Robert, the ‘baron thief’

The brother who left the longest lasting mark on the history of Italy was Robert, whose nickname the Guiscard, (the Cunning), gained in Calabria, and reflects his main trait of character. Born around 1015, his elders had already settled in southern Italy, before he joined them with a small group of comrades-in-arms, in 1047, just after the death of William Iron-Arm. His brothers, averse to share their recently acquired spoils, welcomed him coolly. He thus became a mercenary and served with the prince of Capua, Pandulf IV. He seems to have only known misery, and, eventually his brother Dreux gave him a castle in Calabria with the assignment of harassing the Byzantine troops. (The rocca of Scribla, in the Crati Valley above the Sibari plain was identified and excavated in the 1970’s). When he was not helping his brothers, Robert, in order to survive, fell into brigandage and the population did not welcome his presence.
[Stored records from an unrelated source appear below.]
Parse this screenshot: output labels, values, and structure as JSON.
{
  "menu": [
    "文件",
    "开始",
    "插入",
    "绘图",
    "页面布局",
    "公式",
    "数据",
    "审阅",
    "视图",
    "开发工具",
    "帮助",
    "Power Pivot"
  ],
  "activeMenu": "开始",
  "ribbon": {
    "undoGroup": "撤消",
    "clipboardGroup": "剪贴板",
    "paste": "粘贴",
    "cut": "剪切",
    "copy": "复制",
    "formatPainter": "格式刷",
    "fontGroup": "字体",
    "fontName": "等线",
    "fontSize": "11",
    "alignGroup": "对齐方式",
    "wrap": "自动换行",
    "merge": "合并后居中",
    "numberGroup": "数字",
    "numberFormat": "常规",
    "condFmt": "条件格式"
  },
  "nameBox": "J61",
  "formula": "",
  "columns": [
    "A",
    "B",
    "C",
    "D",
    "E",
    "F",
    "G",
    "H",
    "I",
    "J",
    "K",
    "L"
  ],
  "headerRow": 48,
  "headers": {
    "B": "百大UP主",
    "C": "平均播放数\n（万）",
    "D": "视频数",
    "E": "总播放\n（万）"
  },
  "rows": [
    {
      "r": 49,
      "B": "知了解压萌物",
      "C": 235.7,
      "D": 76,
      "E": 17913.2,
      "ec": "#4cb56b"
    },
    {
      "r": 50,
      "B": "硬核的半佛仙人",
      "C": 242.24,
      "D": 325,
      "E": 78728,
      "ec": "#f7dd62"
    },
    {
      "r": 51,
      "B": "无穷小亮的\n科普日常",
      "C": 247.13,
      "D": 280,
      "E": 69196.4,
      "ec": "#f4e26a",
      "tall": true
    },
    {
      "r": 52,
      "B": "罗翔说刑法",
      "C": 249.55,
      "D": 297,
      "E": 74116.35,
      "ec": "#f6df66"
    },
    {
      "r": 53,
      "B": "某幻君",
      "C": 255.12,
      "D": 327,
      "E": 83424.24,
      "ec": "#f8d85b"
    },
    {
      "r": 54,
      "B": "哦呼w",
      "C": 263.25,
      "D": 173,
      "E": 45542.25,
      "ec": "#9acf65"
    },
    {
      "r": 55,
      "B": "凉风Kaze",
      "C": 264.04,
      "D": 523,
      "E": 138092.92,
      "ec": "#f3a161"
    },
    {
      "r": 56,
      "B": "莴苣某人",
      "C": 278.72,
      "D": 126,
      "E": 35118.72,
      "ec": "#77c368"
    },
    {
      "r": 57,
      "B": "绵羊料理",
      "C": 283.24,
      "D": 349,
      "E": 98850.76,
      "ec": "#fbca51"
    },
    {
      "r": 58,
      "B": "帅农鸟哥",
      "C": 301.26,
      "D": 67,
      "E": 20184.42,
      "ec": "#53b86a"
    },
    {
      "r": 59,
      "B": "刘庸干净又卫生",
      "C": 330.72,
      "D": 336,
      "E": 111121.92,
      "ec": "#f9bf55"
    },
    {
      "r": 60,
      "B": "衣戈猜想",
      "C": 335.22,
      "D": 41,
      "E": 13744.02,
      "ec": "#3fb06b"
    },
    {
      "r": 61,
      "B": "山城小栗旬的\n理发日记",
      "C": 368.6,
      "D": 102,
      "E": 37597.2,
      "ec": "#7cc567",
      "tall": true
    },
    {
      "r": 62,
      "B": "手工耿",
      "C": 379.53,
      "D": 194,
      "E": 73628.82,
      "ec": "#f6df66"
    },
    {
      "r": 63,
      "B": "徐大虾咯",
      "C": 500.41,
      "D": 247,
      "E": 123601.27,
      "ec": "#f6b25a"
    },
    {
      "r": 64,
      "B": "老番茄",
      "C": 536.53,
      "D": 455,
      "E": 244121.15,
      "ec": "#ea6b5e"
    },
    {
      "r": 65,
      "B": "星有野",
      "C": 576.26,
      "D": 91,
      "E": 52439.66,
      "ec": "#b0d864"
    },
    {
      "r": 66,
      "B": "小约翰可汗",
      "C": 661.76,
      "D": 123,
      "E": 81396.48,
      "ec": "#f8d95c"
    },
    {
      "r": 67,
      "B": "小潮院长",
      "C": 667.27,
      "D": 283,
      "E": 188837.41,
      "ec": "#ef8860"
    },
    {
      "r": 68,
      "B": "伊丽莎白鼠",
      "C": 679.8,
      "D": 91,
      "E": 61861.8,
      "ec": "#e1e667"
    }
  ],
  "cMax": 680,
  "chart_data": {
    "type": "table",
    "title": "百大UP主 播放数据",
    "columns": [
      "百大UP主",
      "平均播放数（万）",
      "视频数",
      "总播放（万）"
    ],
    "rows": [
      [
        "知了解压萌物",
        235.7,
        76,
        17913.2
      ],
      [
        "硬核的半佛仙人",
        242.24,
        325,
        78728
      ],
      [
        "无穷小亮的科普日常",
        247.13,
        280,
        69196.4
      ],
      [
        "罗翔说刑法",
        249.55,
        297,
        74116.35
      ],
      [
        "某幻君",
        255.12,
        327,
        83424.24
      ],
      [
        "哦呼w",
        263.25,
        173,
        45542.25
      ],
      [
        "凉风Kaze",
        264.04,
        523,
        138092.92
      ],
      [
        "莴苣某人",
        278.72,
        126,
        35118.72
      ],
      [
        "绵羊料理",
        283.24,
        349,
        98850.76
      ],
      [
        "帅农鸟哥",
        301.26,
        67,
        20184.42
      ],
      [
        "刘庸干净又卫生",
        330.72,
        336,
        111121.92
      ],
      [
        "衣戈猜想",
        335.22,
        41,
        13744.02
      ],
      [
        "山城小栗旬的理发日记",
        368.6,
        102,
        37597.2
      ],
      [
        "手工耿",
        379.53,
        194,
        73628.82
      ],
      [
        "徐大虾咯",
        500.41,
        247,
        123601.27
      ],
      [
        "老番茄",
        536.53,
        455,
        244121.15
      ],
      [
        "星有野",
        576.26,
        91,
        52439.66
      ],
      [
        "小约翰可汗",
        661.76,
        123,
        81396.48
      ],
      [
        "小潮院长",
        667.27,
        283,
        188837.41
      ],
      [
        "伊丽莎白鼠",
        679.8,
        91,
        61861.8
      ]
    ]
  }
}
Robert left his ‘eagle’s nest’ in Calabria when his brother Humphrey died in 1057, to succeed him at the head of the Apulian county of Melfi. In order to reinforce his political position locally, he married a Lombard princess, Guaimar IV of Salerno’s daughter, Sikilgaita, who gave birth to a son, Roger Borsa, who was to inherit the duchy of Apulia. For the marriage, which favoured his ambitions, Robert had to repudiate his first union with Alberda, aunt of his compatriot Girad de Buon Albergo. Bohemond, his child with Alberda, nonetheless, stayed loyal to his father during his campaigns against the Byzantine Empire but only received the town of Tarento as legacy. He would try to gain a principality in Antioch during the First Crusade (1095-1100) pushing ever farther the ambitions of the Normans in Italy.